For the casual tourist or college student, the Great Hall in Manhattan's Cooper Union might seem little more than an ornate auditorium, with its oil paintings, white columns and bright wooden stage.

But for Doris Kearns Goodwin, among others, the Great Hall is a landmark graced by history: Abraham Lincoln was here. He stood on that stage and spoke in early 1860, an address that established him as a national candidate, not just an Illinois lawyer and orator, and helped get him elected.

"You can't imagine what it's like for somebody who has tried to bring him to life to know he was actually here alive, and at such an important moment of his career," she says, looking toward the back of the room, where a portrait of Lincoln hangs.

For the past decade, the Pulitzer Prize-winning historian has dwelled with the spirit of Lincoln, the most scrutinized of all American presidents. It was a needed break for Goodwin from a time when she herself was scrutinized. She's now on a tour to promote her new book, Team of Rivals: The Political Genius of Abraham Lincoln.
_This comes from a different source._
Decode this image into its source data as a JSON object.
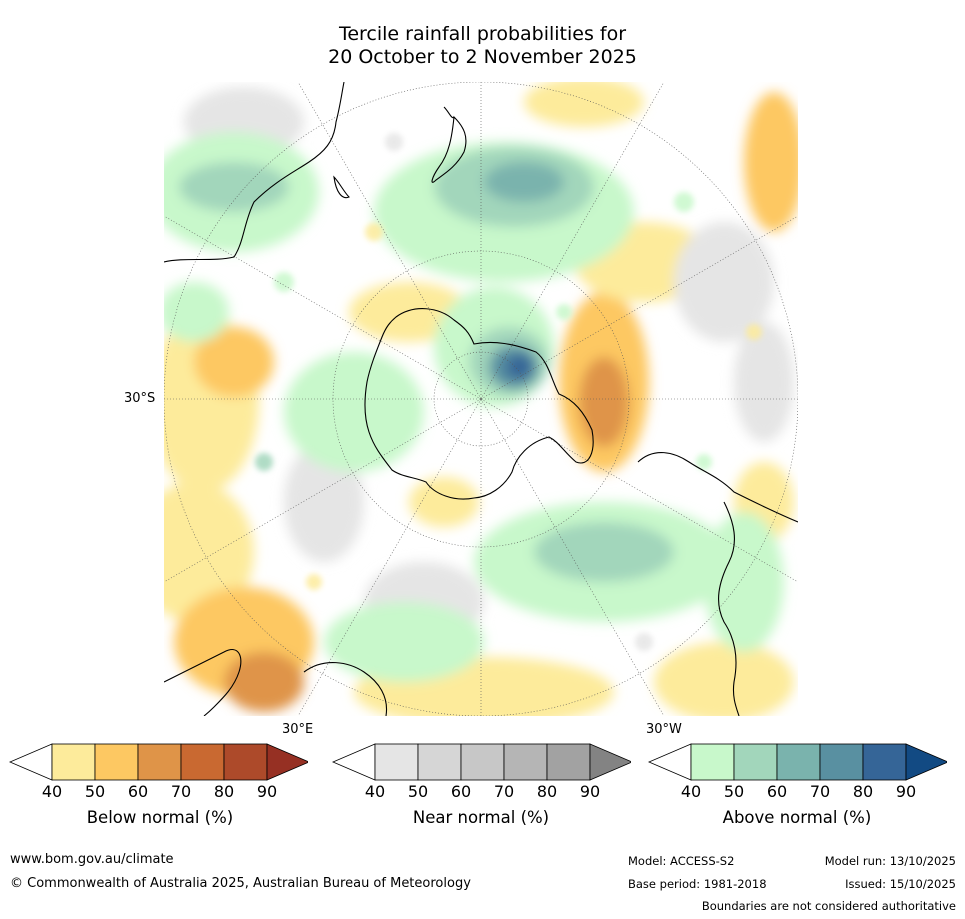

Three years ago, well into the Lincoln book, Goodwin acknowledged a Weekly Standard report that her 1987 release, The Fitzgeralds and the Kennedys, contained sections of text taken without attribution from another author, Lynne McTaggart.

Goodwin, 62, has said the copying was accidental, the result of a longhand note-taking system that didn't distinguish between her own observations and passages from other texts. Both she and McTaggart said they had reached a settlement years earlier that included an undisclosed payment and revisions to Goodwin's book.

But the controversy grew. After discovering additional passages that closely paralleled the original sources, Goodwin ordered the book removed from stores and promised a new edition, which has yet to be written.

"I just got right back to [the Lincoln book], which was more important," says Goodwin, who has no plans to revise her work until after her tour, which comes to Miami on Tuesday....

Whatever damage she caused herself, it has not lowered expectations for her new book, which contains more than 100 pages of source notes. Simon & Schuster announced a first printing of 400,000 copies and Team of Rivals quickly entered the Top 10 on Amazon.com; it's No. 3 on The New York Times best-sellers list this week. Steven Spielberg has acquired film rights.

Many welcome her return. Book sellers have liked her all along, as an individual and as a historian; just two months after the scandal broke, she was received warmly at the industry's national convention, BookExpo America, where she was a featured speaker.

She also remains highly respected among her peers, with Arthur M. Schlesinger Jr., Sean Wilentz and Robert Dallek among those who defended her. Some top Lincoln scholars, including Harold Holzer, Michael Burlingame and Goodwin's friend, David Herbert Donald, have praised her new book.

"You don't want to keep a person with her talent in perennial handcuffs," says Holzer, author of 23 books on Lincoln and the Civil War. "To have someone with her dazzling writing ability turn to Lincoln is a great boon to the Lincoln field."